People are unlikely to commute into an office simply for food, particularly if the experience feels no different from ordering through a delivery app at home. Increasingly, the office has to offer something more valuable - social interaction, engagement, energy and a sense of connection, especially for younger generations who often view the workplace as an important social environment as much as a place to work.

Over the past few years, workplace foodservice has quietly shifted from being a support function to becoming part of the workplace amenity itself. Food is now expected to help drive culture, collaboration, community and ultimately attendance. The best workplace environments increasingly use hospitality to create energy within buildings - not simply feed people at lunchtime. That creates a challenge for the pure dark kitchen model.

Whilst highly efficient operationally, delivery-only kitchens lack visibility, theatre and social interaction. They do not activate space. They do not create atmosphere. And in premium office environments particularly, they struggle to support the kind of hospitality-led workplace experience many occupiers and landlords are now seeking.

But that does not mean dark kitchens do not have a future in workplace dining. Quite the opposite. I believe they will become an increasingly important part of workplace food ecosystems - just largely invisible to the end user.

The future workplace dining model is likely to be hybrid: experiential front-end hospitality supported by highly efficient back-end production. Food halls, kiosks, barista bars and social dining environments will sit at the front, while flexible centralised production kitchens operate behind the scenes to support peak demand, click & collect, meeting hospitality, evening working and delivery across larger campuses or multi-tenant buildings.
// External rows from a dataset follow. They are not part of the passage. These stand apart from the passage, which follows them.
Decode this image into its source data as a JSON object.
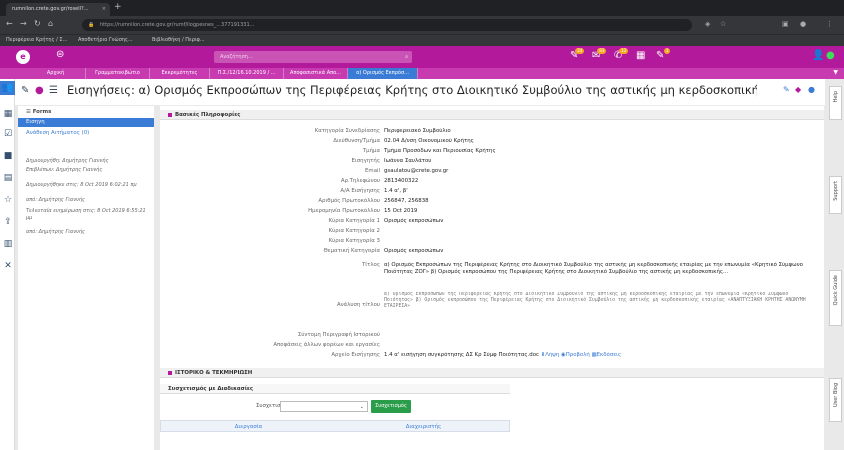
{
  "browser": {
    "tab_title": "rumnilon.crete.gov.gr/rosell?...",
    "url": "https://rumnilon.crete.gov.gr/rumf/ilogpesnes_...377191331...",
    "bookmarks": [
      "Περιφέρεια Κρήτης / Σ...",
      "Αποθετήριο Γνώσης...",
      "Βιβλιοθήκη / Περιφ..."
    ]
  },
  "app": {
    "logo": "e",
    "search_placeholder": "Αναζήτηση...",
    "badges": [
      "24",
      "93",
      "12",
      "1"
    ]
  },
  "module_tabs": [
    "Αρχική",
    "Γραμματοκιβώτιο",
    "Εκκρεμότητες",
    "Π.Σ./12/16.10.2019 / ...",
    "Αποφασιστικά Απο...",
    "α) Ορισμός Εκπρόσ..."
  ],
  "title": "Εισηγήσεις: α) Ορισμός Εκπροσώπων της Περιφέρειας Κρήτης στο Διοικητικό Συμβούλιο της αστικής μη κερδοσκοπικής εταιρίας με την επωνυ...",
  "side_tabs": [
    "Help",
    "Support",
    "Quick Guide",
    "User Blog"
  ],
  "left_panel": {
    "forms_label": "Forms",
    "selected": "Εισηγη",
    "assign_link": "Ανάθεση Αιτήματος (0)",
    "meta": [
      "Δημιουργήθη: Δημήτρης Γιαννής",
      "Επιβλέπων: Δημήτρης Γιαννής",
      "Δημιουργήθηκε στις: 8 Oct 2019 6:02:21 πμ",
      "από: Δημήτρης Γιαννής",
      "Τελευταία ενημέρωση στις: 8 Oct 2019 6:55:21 μμ",
      "από: Δημήτρης Γιαννής"
    ]
  },
  "main": {
    "section1": "Βασικές Πληροφορίες",
    "fields": [
      {
        "label": "Κατηγορία Συνεδρίασης",
        "value": "Περιφερειακό Συμβούλιο"
      },
      {
        "label": "Διεύθυνση/Τμήμα",
        "value": "02.04 Δ/νση Οικονομικού Κρήτης"
      },
      {
        "label": "Τμήμα",
        "value": "Τμήμα Προσόδων και Περιουσίας Κρήτης"
      },
      {
        "label": "Εισηγητής",
        "value": "Ιωάννα Σαυλάτου"
      },
      {
        "label": "Email",
        "value": "gsaulatou@crete.gov.gr"
      },
      {
        "label": "Αρ.Τηλεφώνου",
        "value": "2813400322"
      },
      {
        "label": "Α/Α Εισήγησης",
        "value": "1.4 α', β'"
      },
      {
        "label": "Αριθμός Πρωτοκόλλου",
        "value": "256847, 256838"
      },
      {
        "label": "Ημερομηνία Πρωτοκόλλου",
        "value": "15 Oct 2019"
      },
      {
        "label": "Κύρια Κατηγορία 1",
        "value": "Ορισμός εκπροσώπων"
      },
      {
        "label": "Κύρια Κατηγορία 2",
        "value": ""
      },
      {
        "label": "Κύρια Κατηγορία 3",
        "value": ""
      },
      {
        "label": "Θεματική Κατηγορία",
        "value": "Ορισμός εκπροσώπων"
      }
    ],
    "titlos_label": "Τίτλος",
    "titlos_value": "α) Ορισμός Εκπροσώπων της Περιφέρειας Κρήτης στο Διοικητικό Συμβούλιο της αστικής μη κερδοσκοπικής εταιρίας με την επωνυμία «Κρητικό Σύμφωνο Ποιότητας ΖΟΓ» β) Ορισμός εκπροσώπου της Περιφέρειας Κρήτης στο Διοικητικό Συμβούλιο της αστικής μη κερδοσκοπικής...",
    "analysis_label": "Ανάλυση τίτλου",
    "analysis_value": "α) Ορισμός Εκπροσώπων της Περιφέρειας Κρήτης στο Διοικητικό Συμβούλιο της αστικής μη κερδοσκοπικής εταιρίας με την επωνυμία «Κρητικό Σύμφωνο Ποιότητας» β) Ορισμός εκπροσώπου της Περιφέρειας Κρήτης στο Διοικητικό Συμβούλιο της αστικής μη κερδοσκοπικής εταιρίας «ΑΝΑΠΤΥΞΙΑΚΗ ΚΡΗΤΗΣ ΑΝΩΝΥΜΗ ΕΤΑΙΡΕΙΑ»",
    "extra_labels": [
      "Σύντομη Περιγραφή Ιστορικού",
      "Αποφάσεις άλλων φορέων και εργασίες"
    ],
    "file_label": "Αρχείο Εισήγησης",
    "file_value": "1.4 α' εισήγηση συγκρότησης ΔΣ Κρ Σύμφ Ποιότητας.doc",
    "file_actions": [
      "Λήψη",
      "Προβολή",
      "Εκδόσεις"
    ],
    "section2": "ΙΣΤΟΡΙΚΟ & ΤΕΚΜΗΡΙΩΣΗ",
    "workflow_head": "Συσχετισμός με Διαδικασίες",
    "workflow_label": "Συσχετισμός",
    "workflow_button": "Συσχετισμός",
    "workflow_cols": [
      "Διεργασία",
      "Διαχειριστής"
    ]
  }
}
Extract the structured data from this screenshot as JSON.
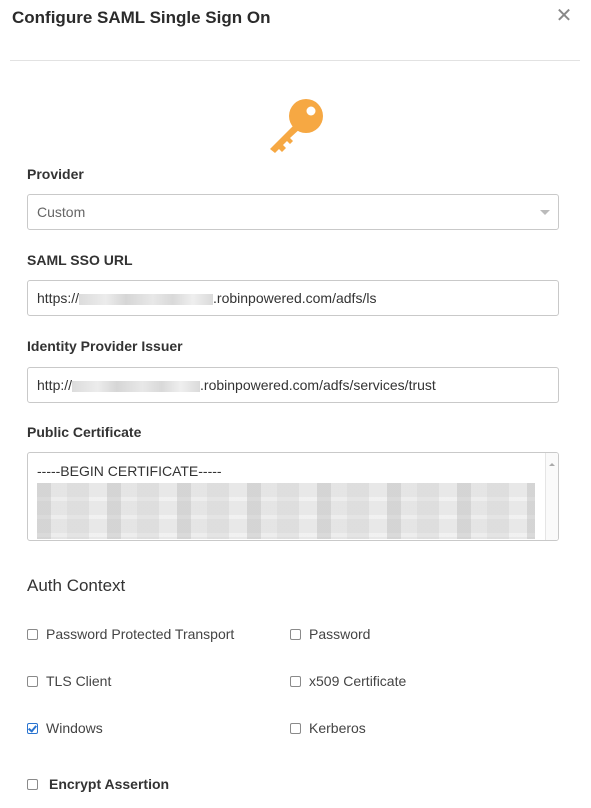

This approach helps solve many of the biggest challenges facing workplace dining today, from fluctuating occupancy and extreme midweek peaks through to labour efficiency pressures, rising fit-out costs, reduced back-of-house space and the need for more adaptable amenities.

In many ways, the workplace market is now moving toward a model already seen in airports, stadiums and modern food halls: centralised production supporting decentralised experiences.

The most successful workplace environments in the future will probably not be those with the biggest kitchens, or the most delivery infrastructure. They will be the ones that successfully combine operational efficiency with genuine hospitality and experiences that give people a reason to choose the office over home.

Dark kitchens may not define the future of workplace dining - but the operational thinking behind them almost certainly will.